When Breen directed my attention toward the engineer wearing the headset, a graph rose to coincide with the user’s levels of excitement and calm. As Breen started to discuss different aspects of the system, the engineer’s graphs began to fall since he was no longer the center of attention. Picking up on this fact, Breen quickly said, “See how the graphs are falling? That’s because our focus has been drawn away from him.” Almost immediately the graphs rose and the engineer was visibly blushing by the refocus of attention to himself.

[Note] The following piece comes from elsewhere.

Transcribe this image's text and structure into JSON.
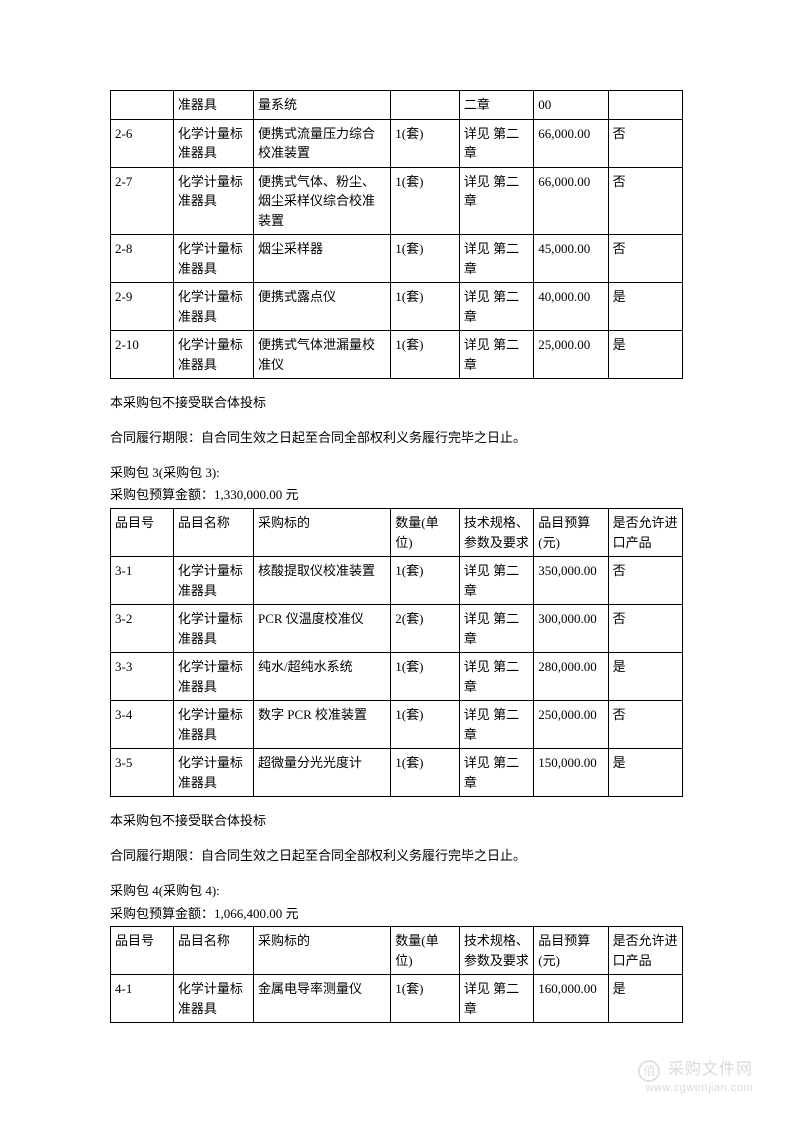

The Emotiv team went on to suggest a variety of uses for this type of recognition. For example, in a horror survival-type game like “Doom,” developers could use this data to know exactly when to trigger surprises in the game so they could make sure they got the maximum amount of shock value out of the player.

Lastly, and most impressive, was Emotiv’s Cognitiv suite. As stated before, by focusing on a particular act such as lifting a rock, players are able to translate those thoughts into actions within the game world.

Currently, Emotiv’s technology can distinguish between 12 different actions such as pushing, pulling, lifting, rotating, etc. During the demonstration, the engineer showed off just how easy this was to do.

Using a replica of Stonehenge, the engineer was able to lift the stones as well as hold them in place, although the latter took a bit more concentration. He also pushed the massive boulders, which instantly reminded me of a Jedi’s Force powers.

After completing the demonstration of the Emotiv software suite, the team showed off a working example of this technology using the new Harry Potter game.

For this part of the presentation, Breen used a game pad to control the character's movement while the engineer focused on casting spells using only the Emotiv headset.

After showing some basics, Breen handed me the controller so I could see first-hand how all the magic powers being used were being done by the engineer using the headset and not the game pad. Slowly I maneuvered the character down to an obstacle that could only be crossed by picking up a large boulder and smashing it into the obstruction. Working in tandem, the engineer picked up the boulder with the Emotiv headset while I used the game pad to propel it into the wall.

After this demonstration, I was sold.

A lucrative future? Hopefully, the industry will also be sold as more is known about Emotiv’s product. Due to the series of past failures by others using similar technology, however, some developers may be dissuaded from immediately coming on board. Still, given the rapid success of the Wii, the market may be poised for Emotiv to take the industry by storm.

After all, imagine a Star Wars-based video game that used the Wiimote to maneuver the character and light saber, while the Emotiv headset was used to activate force powers. Unfortunately for now, I’ll just have to wait to get my hands on one until the product is ready for launch in 2008.